瀧子は姑を大事にしました。三度の食事には暖いものをすすめ衣服は柔いものを着せなどしていたはり、裁縫する時は、喜ばれるやうな話をして聞かせて、慰めました。又姑の妹がこの家に世話になってゐたが、或時、重い病氣にかかりました。瀧子は久しい間、夜もろく/\寝ずに心から介抱したので、姑は、「忙しくて暇のないのに、親類の世話まで親切にしてくれて誠に有難。」と言って涙を流して喜びました。

後、百合之助は藩の役人に取立てられて、城内にうつりましたが、瀧子は家に留って、よく家政をととのへ、松陰等の養育につとめました。
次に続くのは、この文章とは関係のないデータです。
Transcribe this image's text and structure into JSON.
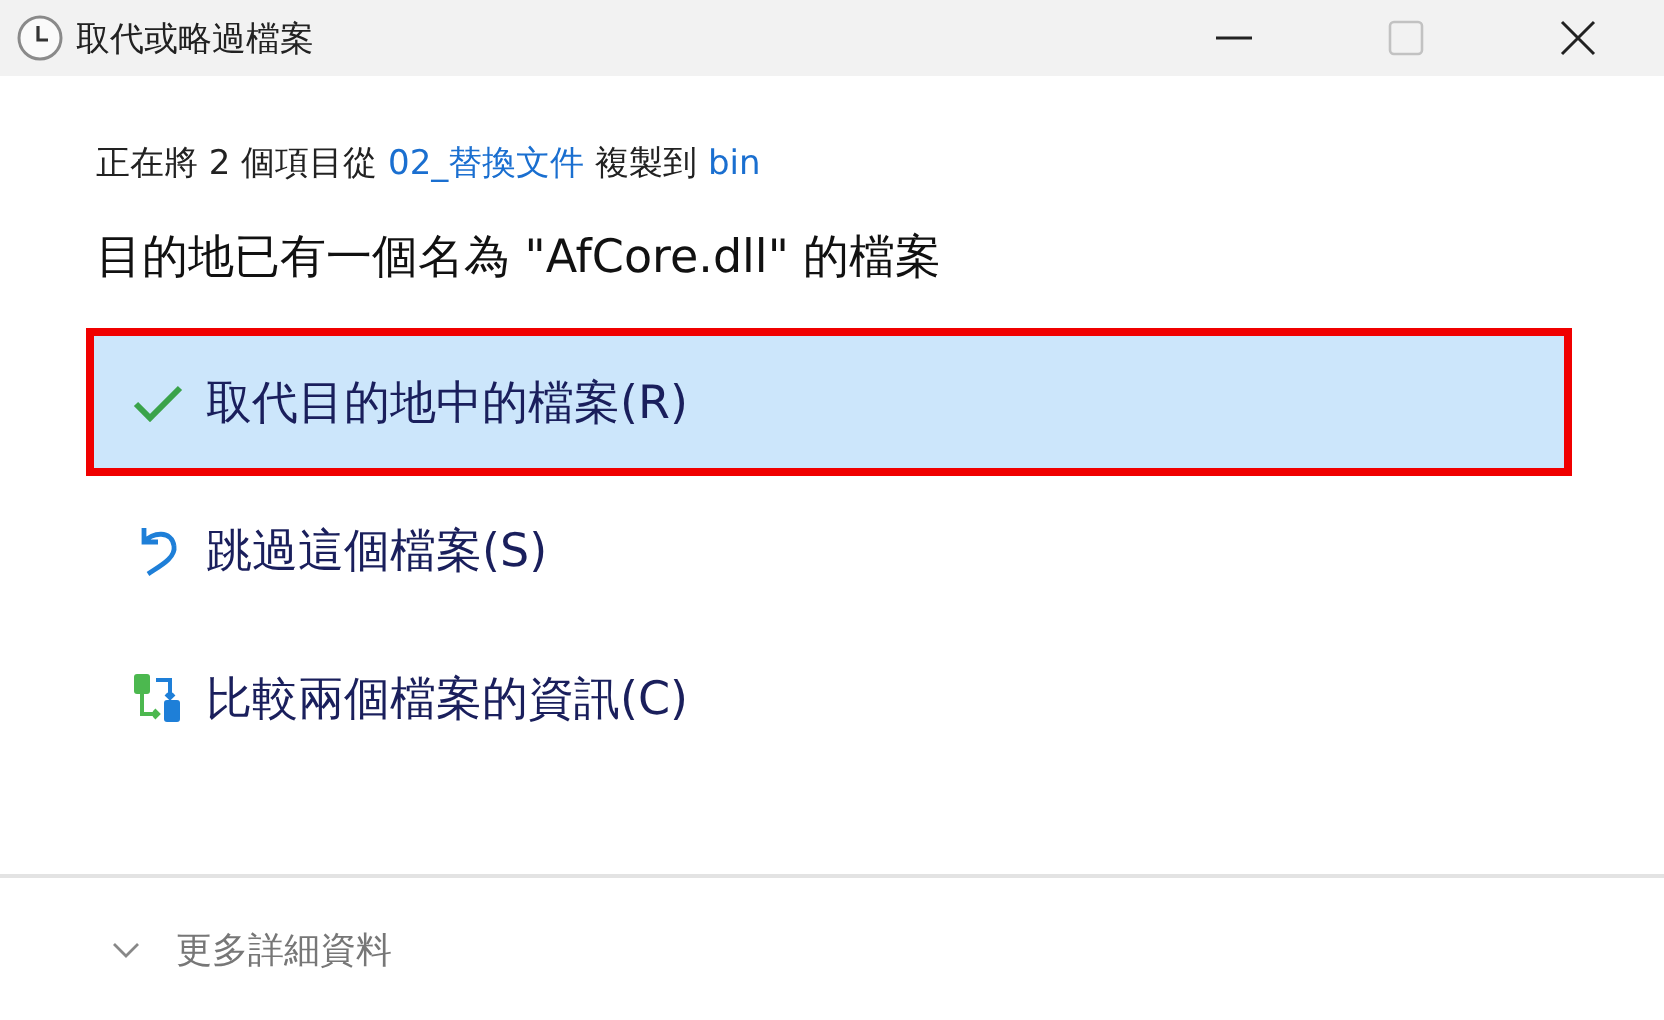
{
  "window": {
    "title": "取代或略過檔案"
  },
  "copy_status": [
    {
      "kind": "text",
      "text": "正在將 2 個項目從 "
    },
    {
      "kind": "link",
      "text": "02_替換文件"
    },
    {
      "kind": "text",
      "text": " 複製到 "
    },
    {
      "kind": "link",
      "text": "bin"
    }
  ],
  "message": "目的地已有一個名為 \"AfCore.dll\" 的檔案",
  "options": [
    {
      "kind": "replace",
      "label": "取代目的地中的檔案(R)",
      "selected": true
    },
    {
      "kind": "skip",
      "label": "跳過這個檔案(S)",
      "selected": false
    },
    {
      "kind": "compare",
      "label": "比較兩個檔案的資訊(C)",
      "selected": false
    }
  ],
  "details": {
    "label": "更多詳細資料",
    "expanded": false
  }
}
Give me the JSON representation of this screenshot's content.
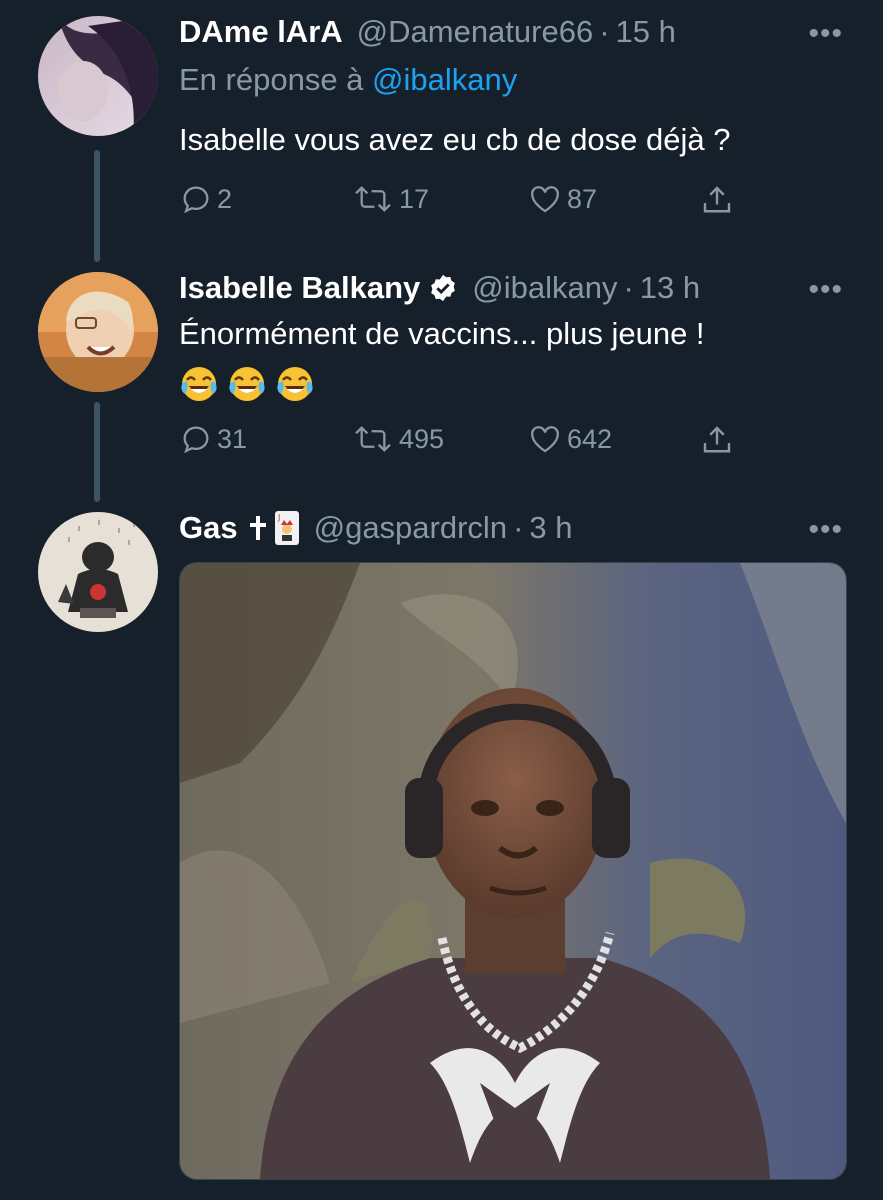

かやうに瀧子は夫を助けて勤檢力行したので、家も次第に豊になり、又数育の仕方がよかったため、子供は皆心掛のよい人になりました。
中にも松陰は國の爲に盡し、たび/\難儀に出會つたが、いつも瀧子は我が子を励まして尊王愛國の道に盡させました。松陰が松下村塾を開いてゐた間も、瀧子はよく弟子たらをいたはり、又松陰をたづねて來る同志の人々を親切にもてなしました。